My daughter is serious about a guy she fell in love with at the zoo. She says he’s a keeper.
There’s a fire burning in my heart, no wait, it’s acid reflux, carry on.
The worst thing about turning up at the ER drunk at 4am is explaining to the nurse that my 9 year old drove here.
“you attract what you fear” ahhhhh a healthy relationship ahhhhh
ME: *Buying unnecessary & expensive gadget*
CASHIER: How will you be paying for this?
ME: Probably with an argument and no sex for a month
Be right back. Gotta climb a huge hill, put my 4 yr old on a piece of plastic & then shove him down a sheet of ice.
It’s such bullshit when someone tweets something and gets like 50 stars and RTs then I tweet the exact same thing verbatim and get no love.
Christian Bale named his son Burrito Bale when he could have named him Taco Bale. I want that noted the next time the conversation comes up about who’s the best Batman.
Hey, Lady Gaga. I know your fan base would probably revolt, but can you please hire the Goo Goo Dolls as your opening act so you can call it the Goo Goo Gaga Tour? Thanks in advance for your consideration.
Are you sure you want to unsubscribe? Yes. Really really sure? Yes. Really really really sure? Yes. What if I show you my promo code? No. Please write a 600 word essay on unsubscribing.
The homework is due on Monday.
“Can I get an extension?”
The homework is due on Monday.png
Sperm: hey
Egg: hi
Fallopian Tube: ugh get a womb u two
I update my Facebook picture to a jail mugshot over the holidays so my family will go visit someone else.
Autocorrect got me in trouble again when I invited the neighbors over for a friendly game of Go Fist.
Friend: wow you can actually sing!
Me at 2 beers: lol stfu
Me at 9 beers: we are a band now
Email I meant to send – “I will touch base with you next week” vs the email I sent – “I will touch you next week”
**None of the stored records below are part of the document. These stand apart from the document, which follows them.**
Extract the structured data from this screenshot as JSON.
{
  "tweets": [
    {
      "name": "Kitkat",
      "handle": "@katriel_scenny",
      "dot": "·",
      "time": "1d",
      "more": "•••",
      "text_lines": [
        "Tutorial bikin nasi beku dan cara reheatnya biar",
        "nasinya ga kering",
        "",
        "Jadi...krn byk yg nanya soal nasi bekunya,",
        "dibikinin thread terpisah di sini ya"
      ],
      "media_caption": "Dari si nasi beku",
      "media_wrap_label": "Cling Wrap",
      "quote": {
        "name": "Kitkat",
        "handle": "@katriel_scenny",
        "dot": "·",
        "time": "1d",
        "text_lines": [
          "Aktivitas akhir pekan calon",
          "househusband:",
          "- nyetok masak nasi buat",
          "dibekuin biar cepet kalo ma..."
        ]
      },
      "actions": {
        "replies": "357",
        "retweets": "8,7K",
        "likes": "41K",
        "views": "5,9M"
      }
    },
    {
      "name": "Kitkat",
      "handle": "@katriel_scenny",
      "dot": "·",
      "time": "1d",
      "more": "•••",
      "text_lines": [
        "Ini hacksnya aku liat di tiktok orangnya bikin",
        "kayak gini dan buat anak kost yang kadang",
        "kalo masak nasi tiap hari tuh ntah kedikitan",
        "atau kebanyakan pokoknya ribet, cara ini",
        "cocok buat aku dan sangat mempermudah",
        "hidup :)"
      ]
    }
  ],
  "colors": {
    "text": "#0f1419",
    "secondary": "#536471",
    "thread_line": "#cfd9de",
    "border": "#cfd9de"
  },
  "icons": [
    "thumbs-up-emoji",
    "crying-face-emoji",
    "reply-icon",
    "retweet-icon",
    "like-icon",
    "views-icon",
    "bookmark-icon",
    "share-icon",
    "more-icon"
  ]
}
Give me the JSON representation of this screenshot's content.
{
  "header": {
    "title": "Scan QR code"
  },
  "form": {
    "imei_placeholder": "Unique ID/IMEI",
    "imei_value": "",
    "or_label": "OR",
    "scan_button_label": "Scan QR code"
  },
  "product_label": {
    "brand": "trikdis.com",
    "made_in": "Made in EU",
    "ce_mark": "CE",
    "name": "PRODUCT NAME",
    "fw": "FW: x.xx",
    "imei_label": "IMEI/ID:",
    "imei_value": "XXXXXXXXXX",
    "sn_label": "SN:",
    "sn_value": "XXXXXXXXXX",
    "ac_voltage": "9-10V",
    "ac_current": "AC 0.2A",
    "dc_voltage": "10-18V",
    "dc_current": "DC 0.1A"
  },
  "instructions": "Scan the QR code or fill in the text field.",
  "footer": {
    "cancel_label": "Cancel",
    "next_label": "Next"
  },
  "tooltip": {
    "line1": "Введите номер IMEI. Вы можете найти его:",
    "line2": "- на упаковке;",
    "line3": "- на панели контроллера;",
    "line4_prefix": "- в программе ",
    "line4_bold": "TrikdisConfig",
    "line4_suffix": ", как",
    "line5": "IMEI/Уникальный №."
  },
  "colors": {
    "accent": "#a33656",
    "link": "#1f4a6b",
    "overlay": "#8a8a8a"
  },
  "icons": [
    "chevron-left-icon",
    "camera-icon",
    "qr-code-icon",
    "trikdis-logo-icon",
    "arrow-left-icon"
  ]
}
HR reminds us to proof read before sending
Biden: Told Trump about Carter’s ghost in the West Wing
Obama: Carter is still alive
Biden: He doesn’t know that
[job interview]
“And why do you want to be a fireman?”
So I can fire people.
“That’s not what a-”
*clenching fists* You’re gonna be first.
Just saw my kid throw the handsoap away with some left in the bottom because the straw didn’t reach the soap anymore. Um, you add water to that shit and keep going. This ain’t the Ritz.